Scenario	TCP keep-alive	App heartbeat	Why
Internal service-to-service, fast LAN	Sometimes	Rarely	Connections are short-lived; a failed write surfaces RST quickly
HTTP/1.1 keep-alive reuse over LB	No	No	LB idle-timeout governs; tune the connection pool's max-idle and reaping
Long-lived gRPC streams	Yes (~10s)	Yes (gRPC keepalive)	gRPC has its own keepalive layer over HTTP/2; tune both
WebSockets through CDN / NAT	Optional	Required	CDN/NAT silently drops idle flows; ping interval must be < their idle timeout
MQTT IoT fleet	No	Required	Spec mandates `PINGREQ`; keep-alive value is negotiated at `CONNECT`
DB connection pool	Yes (30–60s)	Sometimes (`SELECT 1`)	Cheap detection of stale pool entries before a real query hits one
Behind a strict corporate firewall	Required	Required	Firewalls drop both kinds; pick whichever the firewall allows

Four rules of thumb:

"Is the route alive?" → TCP keep-alive.
"Is the peer process alive and processing?" → application heartbeat.
"Is there a NAT, LB, or firewall in the middle with an idle timeout?" → application heartbeat at an interval comfortably below that timeout.
"Could my app GC-pause for 30s under load?" → tune heartbeat tolerance (how many misses before close), not just frequency. Otherwise a stop-the-world pause kills every healthy connection at once.

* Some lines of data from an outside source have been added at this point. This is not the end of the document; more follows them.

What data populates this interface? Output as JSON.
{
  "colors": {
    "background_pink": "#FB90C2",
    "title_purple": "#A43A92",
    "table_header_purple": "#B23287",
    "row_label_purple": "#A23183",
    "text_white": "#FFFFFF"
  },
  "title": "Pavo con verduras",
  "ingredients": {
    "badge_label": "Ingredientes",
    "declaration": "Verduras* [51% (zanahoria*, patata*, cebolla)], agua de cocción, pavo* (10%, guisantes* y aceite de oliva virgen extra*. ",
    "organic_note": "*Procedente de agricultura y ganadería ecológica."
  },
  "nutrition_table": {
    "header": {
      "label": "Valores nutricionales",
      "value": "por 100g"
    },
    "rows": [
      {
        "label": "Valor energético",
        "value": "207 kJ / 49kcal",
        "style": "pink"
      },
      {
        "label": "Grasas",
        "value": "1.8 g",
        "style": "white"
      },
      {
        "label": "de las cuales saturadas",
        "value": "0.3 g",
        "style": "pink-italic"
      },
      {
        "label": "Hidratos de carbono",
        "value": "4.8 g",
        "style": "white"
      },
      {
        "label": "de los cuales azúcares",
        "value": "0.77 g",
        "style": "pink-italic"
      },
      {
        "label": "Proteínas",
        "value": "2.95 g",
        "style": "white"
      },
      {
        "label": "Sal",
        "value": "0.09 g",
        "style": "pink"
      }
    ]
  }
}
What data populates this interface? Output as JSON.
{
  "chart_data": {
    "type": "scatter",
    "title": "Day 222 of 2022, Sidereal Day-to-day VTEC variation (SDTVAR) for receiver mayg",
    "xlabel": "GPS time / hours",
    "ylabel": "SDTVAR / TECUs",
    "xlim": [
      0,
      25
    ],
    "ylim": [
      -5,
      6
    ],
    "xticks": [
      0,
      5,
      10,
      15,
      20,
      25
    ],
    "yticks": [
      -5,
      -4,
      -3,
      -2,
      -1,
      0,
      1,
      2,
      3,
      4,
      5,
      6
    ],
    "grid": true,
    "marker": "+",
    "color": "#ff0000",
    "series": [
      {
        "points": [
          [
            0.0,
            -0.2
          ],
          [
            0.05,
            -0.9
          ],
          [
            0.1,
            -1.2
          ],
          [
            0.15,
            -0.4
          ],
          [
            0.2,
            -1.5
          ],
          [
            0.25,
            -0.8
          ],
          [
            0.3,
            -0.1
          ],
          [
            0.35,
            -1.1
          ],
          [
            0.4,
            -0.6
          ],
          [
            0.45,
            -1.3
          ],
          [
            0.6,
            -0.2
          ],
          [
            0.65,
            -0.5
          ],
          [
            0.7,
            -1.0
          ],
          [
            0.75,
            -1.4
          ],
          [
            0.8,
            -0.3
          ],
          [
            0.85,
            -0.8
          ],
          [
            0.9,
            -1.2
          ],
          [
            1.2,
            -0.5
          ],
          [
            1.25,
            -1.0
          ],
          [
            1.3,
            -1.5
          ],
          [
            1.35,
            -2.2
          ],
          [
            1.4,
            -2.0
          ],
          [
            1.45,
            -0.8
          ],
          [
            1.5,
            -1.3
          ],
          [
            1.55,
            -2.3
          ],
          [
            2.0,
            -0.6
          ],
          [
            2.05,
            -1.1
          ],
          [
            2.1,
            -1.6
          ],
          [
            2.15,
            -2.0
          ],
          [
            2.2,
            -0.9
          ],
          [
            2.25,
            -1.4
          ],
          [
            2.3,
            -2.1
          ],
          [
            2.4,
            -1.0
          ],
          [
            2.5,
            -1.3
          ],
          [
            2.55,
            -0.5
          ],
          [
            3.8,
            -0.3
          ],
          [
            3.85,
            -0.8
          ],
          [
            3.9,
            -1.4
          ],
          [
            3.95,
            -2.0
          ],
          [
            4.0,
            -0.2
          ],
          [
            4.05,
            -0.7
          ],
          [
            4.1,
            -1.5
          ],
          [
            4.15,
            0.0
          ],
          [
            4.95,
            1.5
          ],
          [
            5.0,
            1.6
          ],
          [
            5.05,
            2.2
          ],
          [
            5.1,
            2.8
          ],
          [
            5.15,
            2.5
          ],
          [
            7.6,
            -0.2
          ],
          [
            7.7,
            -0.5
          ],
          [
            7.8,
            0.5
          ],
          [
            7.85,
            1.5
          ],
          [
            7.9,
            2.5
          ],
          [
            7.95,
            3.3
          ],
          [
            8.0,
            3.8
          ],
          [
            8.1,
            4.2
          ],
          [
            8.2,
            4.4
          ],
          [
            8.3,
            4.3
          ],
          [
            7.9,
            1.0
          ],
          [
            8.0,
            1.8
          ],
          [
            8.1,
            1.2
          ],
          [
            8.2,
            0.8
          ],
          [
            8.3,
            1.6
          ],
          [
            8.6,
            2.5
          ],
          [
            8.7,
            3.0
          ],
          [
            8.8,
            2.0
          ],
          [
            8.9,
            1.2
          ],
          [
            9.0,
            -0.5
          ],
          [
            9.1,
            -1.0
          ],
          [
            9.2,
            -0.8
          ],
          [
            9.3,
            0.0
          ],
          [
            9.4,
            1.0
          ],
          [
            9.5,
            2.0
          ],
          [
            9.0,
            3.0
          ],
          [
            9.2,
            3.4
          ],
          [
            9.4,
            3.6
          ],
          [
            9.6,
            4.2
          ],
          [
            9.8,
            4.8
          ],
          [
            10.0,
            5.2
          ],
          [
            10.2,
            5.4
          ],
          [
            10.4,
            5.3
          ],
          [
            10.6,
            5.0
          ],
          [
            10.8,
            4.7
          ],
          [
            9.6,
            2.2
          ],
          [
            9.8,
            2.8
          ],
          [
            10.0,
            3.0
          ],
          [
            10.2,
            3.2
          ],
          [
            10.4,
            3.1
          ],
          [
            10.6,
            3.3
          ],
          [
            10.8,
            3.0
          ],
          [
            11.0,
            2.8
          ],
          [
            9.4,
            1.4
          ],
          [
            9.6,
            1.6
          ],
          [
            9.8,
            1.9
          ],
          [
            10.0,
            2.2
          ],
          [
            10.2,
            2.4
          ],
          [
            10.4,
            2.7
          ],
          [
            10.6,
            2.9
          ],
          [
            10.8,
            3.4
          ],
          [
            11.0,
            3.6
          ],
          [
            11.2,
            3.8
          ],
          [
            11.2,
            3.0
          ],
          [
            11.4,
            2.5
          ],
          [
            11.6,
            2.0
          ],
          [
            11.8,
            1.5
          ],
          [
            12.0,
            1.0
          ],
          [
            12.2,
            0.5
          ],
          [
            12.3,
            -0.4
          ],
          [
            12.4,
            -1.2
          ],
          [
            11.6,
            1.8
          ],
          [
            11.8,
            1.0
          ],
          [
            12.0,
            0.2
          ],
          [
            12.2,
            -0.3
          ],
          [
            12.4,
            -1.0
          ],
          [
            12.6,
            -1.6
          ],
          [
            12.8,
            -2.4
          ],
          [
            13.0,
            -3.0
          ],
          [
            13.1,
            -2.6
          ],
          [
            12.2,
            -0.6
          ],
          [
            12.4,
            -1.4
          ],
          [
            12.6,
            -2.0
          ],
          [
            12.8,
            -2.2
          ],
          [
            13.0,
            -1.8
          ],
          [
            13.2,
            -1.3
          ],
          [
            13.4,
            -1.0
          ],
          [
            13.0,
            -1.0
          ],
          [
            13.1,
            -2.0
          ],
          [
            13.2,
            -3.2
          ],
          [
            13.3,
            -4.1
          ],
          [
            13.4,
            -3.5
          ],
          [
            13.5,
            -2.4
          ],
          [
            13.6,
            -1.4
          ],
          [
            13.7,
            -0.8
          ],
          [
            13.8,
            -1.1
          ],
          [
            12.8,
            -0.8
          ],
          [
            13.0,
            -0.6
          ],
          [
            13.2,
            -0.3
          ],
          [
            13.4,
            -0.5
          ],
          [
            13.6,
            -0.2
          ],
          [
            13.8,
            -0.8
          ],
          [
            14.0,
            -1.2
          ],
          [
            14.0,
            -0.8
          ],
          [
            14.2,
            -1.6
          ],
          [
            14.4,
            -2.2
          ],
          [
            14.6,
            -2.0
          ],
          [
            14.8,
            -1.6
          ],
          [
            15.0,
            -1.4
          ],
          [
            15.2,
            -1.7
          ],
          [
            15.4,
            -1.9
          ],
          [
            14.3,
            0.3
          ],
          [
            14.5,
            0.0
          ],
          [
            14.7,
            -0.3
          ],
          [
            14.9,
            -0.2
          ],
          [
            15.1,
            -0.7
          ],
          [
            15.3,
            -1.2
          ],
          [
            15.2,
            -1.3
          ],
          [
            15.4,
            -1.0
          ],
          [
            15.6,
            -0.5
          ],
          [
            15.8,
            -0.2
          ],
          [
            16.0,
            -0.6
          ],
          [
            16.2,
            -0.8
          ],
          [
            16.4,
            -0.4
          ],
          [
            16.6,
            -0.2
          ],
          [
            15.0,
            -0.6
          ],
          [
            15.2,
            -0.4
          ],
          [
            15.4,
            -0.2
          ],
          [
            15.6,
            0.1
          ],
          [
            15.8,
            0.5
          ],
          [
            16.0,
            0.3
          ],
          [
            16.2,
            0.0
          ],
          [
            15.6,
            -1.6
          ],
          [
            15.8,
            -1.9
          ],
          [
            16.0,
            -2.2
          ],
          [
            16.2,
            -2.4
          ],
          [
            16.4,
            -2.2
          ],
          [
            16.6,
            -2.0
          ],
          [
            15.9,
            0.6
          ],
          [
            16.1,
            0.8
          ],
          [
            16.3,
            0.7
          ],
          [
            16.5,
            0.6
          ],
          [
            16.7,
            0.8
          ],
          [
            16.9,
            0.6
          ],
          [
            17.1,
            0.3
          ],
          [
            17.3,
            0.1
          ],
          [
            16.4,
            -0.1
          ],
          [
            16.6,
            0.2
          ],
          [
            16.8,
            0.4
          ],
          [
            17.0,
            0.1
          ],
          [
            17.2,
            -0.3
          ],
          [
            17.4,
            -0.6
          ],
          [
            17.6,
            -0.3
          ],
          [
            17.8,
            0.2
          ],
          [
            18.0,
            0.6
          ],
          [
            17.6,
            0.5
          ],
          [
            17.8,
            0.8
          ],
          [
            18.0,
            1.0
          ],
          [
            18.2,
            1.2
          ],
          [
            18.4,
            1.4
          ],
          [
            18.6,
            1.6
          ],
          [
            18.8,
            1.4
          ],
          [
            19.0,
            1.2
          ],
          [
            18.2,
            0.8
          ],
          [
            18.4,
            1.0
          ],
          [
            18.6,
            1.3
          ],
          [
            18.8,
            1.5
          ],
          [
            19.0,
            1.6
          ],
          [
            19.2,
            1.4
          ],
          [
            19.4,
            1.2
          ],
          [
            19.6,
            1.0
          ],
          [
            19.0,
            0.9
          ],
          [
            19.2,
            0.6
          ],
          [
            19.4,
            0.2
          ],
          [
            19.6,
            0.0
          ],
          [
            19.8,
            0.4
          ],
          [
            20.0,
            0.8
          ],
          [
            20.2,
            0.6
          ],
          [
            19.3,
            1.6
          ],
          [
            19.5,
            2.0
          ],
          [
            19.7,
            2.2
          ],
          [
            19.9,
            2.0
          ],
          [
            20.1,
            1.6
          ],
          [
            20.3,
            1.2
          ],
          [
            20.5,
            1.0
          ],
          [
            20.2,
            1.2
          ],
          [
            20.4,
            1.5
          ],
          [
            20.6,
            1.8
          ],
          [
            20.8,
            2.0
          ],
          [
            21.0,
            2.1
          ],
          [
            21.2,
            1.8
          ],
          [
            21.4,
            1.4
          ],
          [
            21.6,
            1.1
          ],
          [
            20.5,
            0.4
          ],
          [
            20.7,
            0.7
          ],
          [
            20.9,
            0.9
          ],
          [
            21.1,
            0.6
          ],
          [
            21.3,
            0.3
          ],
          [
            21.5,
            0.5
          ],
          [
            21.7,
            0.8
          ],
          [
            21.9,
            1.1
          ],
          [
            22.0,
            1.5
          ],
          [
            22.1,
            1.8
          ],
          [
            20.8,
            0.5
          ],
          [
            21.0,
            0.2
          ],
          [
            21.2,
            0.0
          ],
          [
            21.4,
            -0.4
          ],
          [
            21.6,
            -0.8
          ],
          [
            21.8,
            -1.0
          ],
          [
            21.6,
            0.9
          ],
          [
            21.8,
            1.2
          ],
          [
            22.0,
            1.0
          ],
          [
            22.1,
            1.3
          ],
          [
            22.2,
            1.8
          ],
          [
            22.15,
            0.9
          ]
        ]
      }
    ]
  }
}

The belt-and-suspenders move. For long-lived sockets through middleboxes, configure both: an application heartbeat at, say, 25 seconds (well under typical NAT/LB idle timeouts), and TCP keep-alive at 30–60 seconds as a safety net. The heartbeat catches app-level failures and keeps the flow mapping warm; the kernel's keep-alive catches things that crashed the heartbeat thread itself.

Cost — why you can't just heartbeat every second

Heartbeats look cheap and they mostly are — until they aren't.

Bandwidth math. 100,000 connections × one ~60-byte heartbeat every 30 seconds = ~200 KB/s on the wire. Trivial. Drop the interval to 1 second: 6 MB/s. Still fine for a single host on a 10G NIC.

The real cost isn't bandwidth. It's wakeups. Every heartbeat is a timer firing, an event loop iteration, a syscall to write a few bytes, plus the syscall on the read side when the reply arrives. 100,000 connections at 1Hz heartbeat = 100,000 timer wakeups per second on each side, plus the inverse storm of replies. CPU goes up, latency-sensitive work suffers.

If you need sub-second heartbeats at scale, batch them into a timer wheel (Netty's HashedWheelTimer is the canonical implementation) so a single timer tick wakes up many connections at once. Otherwise, keep the interval as long as the slowest middlebox in your path will tolerate.

Reference cheatsheet

Where	Knob	Default	What it does
Linux kernel	`net.ipv4.tcp_keepalive_time`	7200s	Idle seconds before first probe
Linux kernel	`net.ipv4.tcp_keepalive_intvl`	75s	Seconds between probes
Linux kernel	`net.ipv4.tcp_keepalive_probes`	9	Failed probes before drop
Node.js	`socket.setKeepAlive(true, ms)`	off	Per-socket idle time
Go	`conn.SetKeepAlivePeriod(d)`	15s on dialer	Per-socket idle time
Java/Netty	`ChannelOption.SO_KEEPALIVE`	off	Enables kernel keep-alive on channel
nginx upstream	`keepalive_time`, `keepalive_timeout`	1h / 60s	Idle pool reuse window
AWS ALB	idle timeout	60s	Drops idle TCP flows; need heartbeat < 60s
AWS NLB	idle timeout	350s	Same, but at L4 — silent blackhole
WebSocket (RFC 6455)	ping/pong frames	off	Application-layer heartbeat at the protocol level
MQTT	`Keep Alive` in CONNECT	0 (off)	Negotiated PINGREQ interval

The lesson

"Connected" is a lie your kernel tells you by default.

TCP doesn't probe. NAT boxes evict idle flows. Load balancers drop sockets after 60 seconds. Your peer process can hang while its kernel cheerfully answers probes. Pick the layer that answers the question you actually care about — route liveness or peer liveness — and for anything long-lived, configure both. The cheapest debugging session is the one you avoid by setting two timers correctly the first time.